Germany and France are currently cooperating on the creation of a European financing mechanism so as to sidestep US sanctions against a number of countries, including Iran, and bolster Europe's "sovereignty," according to French Finance Minister Bruno Le Maire.
"With Germany, we are determined to work on an independent European or Franco-German financing tool which would allow us to avoid being the collateral victims of US extraterritorial sanctions," Le Maire said during a meeting with the press association AJEF.
He added that he would like Europe "to be a sovereign continent not a vassal, and that means having totally independent financing instruments that do not today exist."
"If we want to build a truly independent instrument, we must open up all the options," Le Maire stressed, referring to French and German governments holding talks on the matter with their central banks.

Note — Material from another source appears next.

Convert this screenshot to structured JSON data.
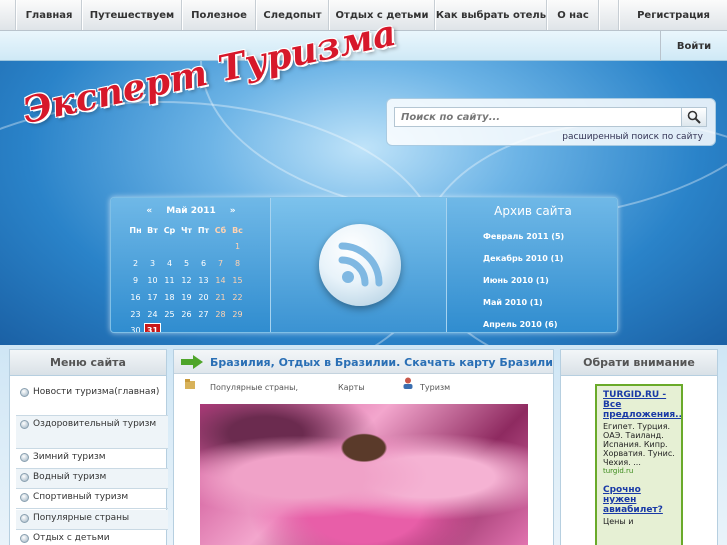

The statement came a day after German Foreign Minister Heiko Maas urged Europe to respond to the US's "random and non-specific sanctions" against Russia, China, Turkey and other "important" trading partners of the EU.
He admitted that strengthening "the autonomy and sovereignty of Europe in trade, economic and financial policies" will be a tricky task, but added that "we have already begun to do it."
"We are working on proposals pertaining to […] payment channels and creating a payment system independent of SWIFT to establish a European currency fund, Maas underlined.
Earlier, he pointed out in an article published by the German business newspaper Handelsblatt that if Europe wants to save the Iran nuclear agreement, it should review its partnership with the US and create an EU payment system to serve as a "counterweight" to the US, whenever Washington "crosses red lines."
His remarks came after the EU pledged to counter renewed US sanctions on Tehran, scrambling to persuade the Islamic Republic to adhere to the terms of the 2015 Iran nuclear deal, also known as the Joint Comprehensive Plan of Action (JCPOA), which was abandoned by Washington in early May.
Earlier, German President Frank-Walter Steinmeier claimed that the Trump administration "perceives Europe not as a part of a world community within which countries cooperate, but rather as an arena where every country has to find its way around."
President Donald Trump announced Washington's withdrawal from the Iran nuclear deal on May 8, vowing to impose the "highest level" of sanctions on the Islamic Republic and threatening to slap sanctions on European companies that continue doing business with Tehran.